As ICE arrests and deportations continue to ravage metropolitan areas across the country, and with the governments of the entire greater Cincinnati region either directlyaiding in this injustice through 287(g) agreements, or passively allowing it to take place, the idea of Cincinnati as a so-called climate haven is laughable at best. Ignoring the previously-explained flawed reasoning behind the idea of climate havens, even if those areas were truly able to somehow escape climate change, how many of these cities are only interested in being a "haven" to White, wealthy US citizens? For climate refugees coming from beyond US borders, how many of these "havens" would really just be traps?

And of course, there are many people who don't have the means to flee (or who do not want to have to leave their home), nor the means to start their life over. According to the Baker Institute:

Even during the most severe weather events, there are always some people who remain where they are — either because they do not want to move or they are unable to do so. Often it is the elderly who do not move (because of limited physical mobility or lack of financial resources), racial/ethnic minorities, or people with physical or mental disabilities. 

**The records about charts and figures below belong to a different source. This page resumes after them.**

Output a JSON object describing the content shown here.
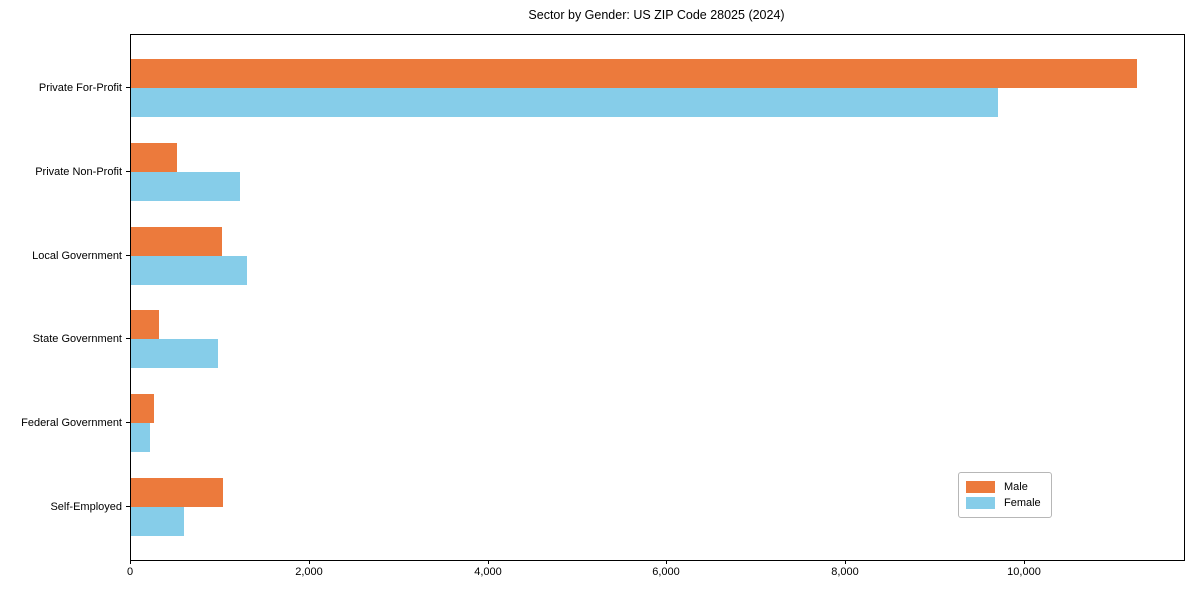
{
  "title": "Sector by Gender: US ZIP Code 28025 (2024)",
  "chart_data": {
    "type": "bar",
    "orientation": "horizontal",
    "title": "Sector by Gender: US ZIP Code 28025 (2024)",
    "categories": [
      "Private For-Profit",
      "Private Non-Profit",
      "Local Government",
      "State Government",
      "Federal Government",
      "Self-Employed"
    ],
    "series": [
      {
        "name": "Male",
        "color": "#ec7a3c",
        "values": [
          11250,
          520,
          1020,
          310,
          260,
          1030
        ]
      },
      {
        "name": "Female",
        "color": "#86cde9",
        "values": [
          9700,
          1220,
          1300,
          970,
          210,
          590
        ]
      }
    ],
    "xlabel": "",
    "ylabel": "",
    "xlim": [
      0,
      11780
    ],
    "xticks": [
      0,
      2000,
      4000,
      6000,
      8000,
      10000
    ],
    "xtick_labels": [
      "0",
      "2,000",
      "4,000",
      "6,000",
      "8,000",
      "10,000"
    ],
    "legend_position": "lower right",
    "grid": false
  }
}
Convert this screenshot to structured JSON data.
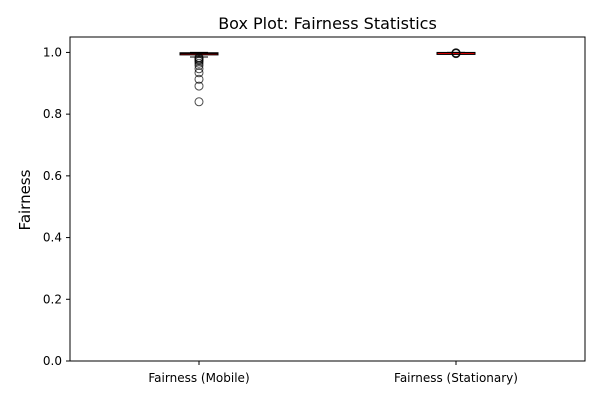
{
  "chart_data": {
    "type": "box",
    "title": "Box Plot: Fairness Statistics",
    "xlabel": "",
    "ylabel": "Fairness",
    "ylim": [
      0,
      1.05
    ],
    "yticks": [
      0.0,
      0.2,
      0.4,
      0.6,
      0.8,
      1.0
    ],
    "ytick_labels": [
      "0.0",
      "0.2",
      "0.4",
      "0.6",
      "0.8",
      "1.0"
    ],
    "grid": false,
    "box_color": "#ff0000",
    "median_color": "#000000",
    "categories": [
      "Fairness (Mobile)",
      "Fairness (Stationary)"
    ],
    "series": [
      {
        "category": "Fairness (Mobile)",
        "whisker_low": 0.985,
        "q1": 0.992,
        "median": 0.996,
        "q3": 0.999,
        "whisker_high": 1.0,
        "outliers": [
          0.984,
          0.981,
          0.978,
          0.975,
          0.971,
          0.965,
          0.958,
          0.947,
          0.934,
          0.913,
          0.891,
          0.84
        ]
      },
      {
        "category": "Fairness (Stationary)",
        "whisker_low": 0.9985,
        "q1": 0.999,
        "median": 0.9995,
        "q3": 1.0,
        "whisker_high": 1.0,
        "outliers": [
          0.998,
          0.997,
          0.996,
          0.999
        ]
      }
    ]
  }
}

The ability to rebuild, for those who do not leave, is similarly impacted by class; homeowners are more likely to receive recovery assistance than those who rent or face housing insecurity. Take the example of Puerto Rico, held as a US colony since 1917. Hurricane Maria swept through the island in 2017 just weeks after Hurricane Irma, devastating already weak infrastructures and worsening human rights conditions:

Before the storms, there were major inadequacies in physical infrastructures, and Puerto Ricans on the island had poorer health outcomes than US residents on the mainland, reflecting the effects of the persistent colonialist policies that scar the health and well-being of the people of Puerto Rico.

The response from the US government in the aftermath of the storms was abysmal. Nearly 3,000 Puerto Ricans--largely poor, elderly, or disabled--died in the months following the storms due to lack of resources and an 11-month long electrical grid blackout, all spurred by a slow and underwhelming aid response from the Trump administration. Though 90% of households in Puerto Rico applied for assistance, by May 2021 (over three years after the hurricanes) it was estimated that 18,000 families were still living under tarps instead of in their homes.

The people who are paying the ultimate price for the impacts of climate change are the poor, working class of the world, not the governments and corporations that propagate climate change in the first place. Under capitalism, there will never exist any meaningful ways to hold the ruling class accountable for their role in the creation of the deteriorating biosphere we find ourselves in; this is all merely an inevitable side effect of their never-ending lust for profit.

Conclusion

Taking this into account, the logical endpoint of capitalism is a world in which everyone, save for an ever-shrinking state protected minority who has consolidated wealth and power, suffers in totality. The destruction and loss of life brought about by natural disasters make clear that we currently lack the structures necessary to combat the current effects of climate change, let alone address the root problems plaguing our planet to begin with.

We are staring down the barrel of an increasingly hostile and uninhabitable environment, and soon there will be nowhere on the planet where you can run to escape its effects. With all other options exhausted, the working peoples of the world, have but one option: stand and fight. This is not an matter that can be ignored, endured, or left in the hands of a government that absolutely does not have your best interests at heart. Your participation in the preservation of your own future, and that of future generations, is not optional.